While it is true that occupancy fraud can sometimes be difficult to detect, fraud experts said lenders and builders could have vetted their borrowers more closely. Pulling a borrower's credit report, for instance, may reveal multiple mortgages.
The exalted "free market" theory underlies the hands-off attitude of any regulatory agency toward the housing bubble that is now undermining some $2 trillion dollars in housing value. Defaults on mortgages have led to skittish investors avoiding debt instruments involving a mortgage-backed securities. This has led to a burgeoning credit crisis where investors are leery of many previously rock solid investments including municipal bonds, which has caused the price of borrowed money to rise significantly. The bundled (or structured) debt is going down, down, down in value. In some cases corporate bonds (what are they called, corporate leveraged obligations--man, what fucking euphemisms the "free market" uses to cover their fraud) have to marked down to 80 cents on the dollar, which is usually the sign of imminent default.

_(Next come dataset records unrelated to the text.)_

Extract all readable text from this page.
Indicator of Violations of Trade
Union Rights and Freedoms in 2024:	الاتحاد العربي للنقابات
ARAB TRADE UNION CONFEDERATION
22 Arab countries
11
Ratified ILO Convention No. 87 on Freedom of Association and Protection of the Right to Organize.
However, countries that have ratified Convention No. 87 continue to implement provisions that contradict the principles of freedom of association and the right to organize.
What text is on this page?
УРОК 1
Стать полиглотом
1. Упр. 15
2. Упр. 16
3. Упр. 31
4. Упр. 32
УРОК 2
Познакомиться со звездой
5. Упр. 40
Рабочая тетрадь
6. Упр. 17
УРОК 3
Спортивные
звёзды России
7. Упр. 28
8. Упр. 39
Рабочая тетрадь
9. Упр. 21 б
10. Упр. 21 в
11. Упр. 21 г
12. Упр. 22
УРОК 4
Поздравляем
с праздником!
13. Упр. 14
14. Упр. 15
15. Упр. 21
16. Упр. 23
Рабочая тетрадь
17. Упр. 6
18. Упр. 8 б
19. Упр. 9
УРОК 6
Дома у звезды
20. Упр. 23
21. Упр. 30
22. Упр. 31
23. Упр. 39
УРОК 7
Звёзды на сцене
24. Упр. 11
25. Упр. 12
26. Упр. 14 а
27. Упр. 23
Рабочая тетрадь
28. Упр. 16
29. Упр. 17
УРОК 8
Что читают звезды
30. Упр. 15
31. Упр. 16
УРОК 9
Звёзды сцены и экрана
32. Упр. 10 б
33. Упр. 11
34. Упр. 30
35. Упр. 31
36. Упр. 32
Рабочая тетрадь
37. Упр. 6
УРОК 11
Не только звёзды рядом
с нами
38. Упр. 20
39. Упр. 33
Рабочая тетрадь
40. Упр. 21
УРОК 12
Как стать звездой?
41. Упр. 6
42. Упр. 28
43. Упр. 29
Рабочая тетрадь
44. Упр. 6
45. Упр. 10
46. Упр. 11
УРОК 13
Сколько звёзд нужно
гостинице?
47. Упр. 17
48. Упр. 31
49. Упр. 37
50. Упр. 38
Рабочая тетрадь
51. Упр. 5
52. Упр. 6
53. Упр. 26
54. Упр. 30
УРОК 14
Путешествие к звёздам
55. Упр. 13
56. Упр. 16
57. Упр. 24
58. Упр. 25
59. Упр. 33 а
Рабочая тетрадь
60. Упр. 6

The brilliant Alan Greenspan, acolyte of Ayn Rand, who made credit easy and cheap by lowering the fed fund rate to negative cost during 2003-04 and derided fixed-rate mortgages in favor of adjustable rate mortgages, is a criminal. If you ask me, they are all criminals. But being a criminal never stopped anyone, including Michael Milken, Henry Blodget, or that guy who pretended to be a Rockefeller to make a lot of money on the lecture circuit. Jerome Kerviel, who is turning out to be a person who deliberately sought to rip off SoGen with accomplices as opposed to being a meek cog in the machinery, will probably also be sought out as a public speaker after he serves minimal time. Serving time in prison is merely the cost of doing business for these guys.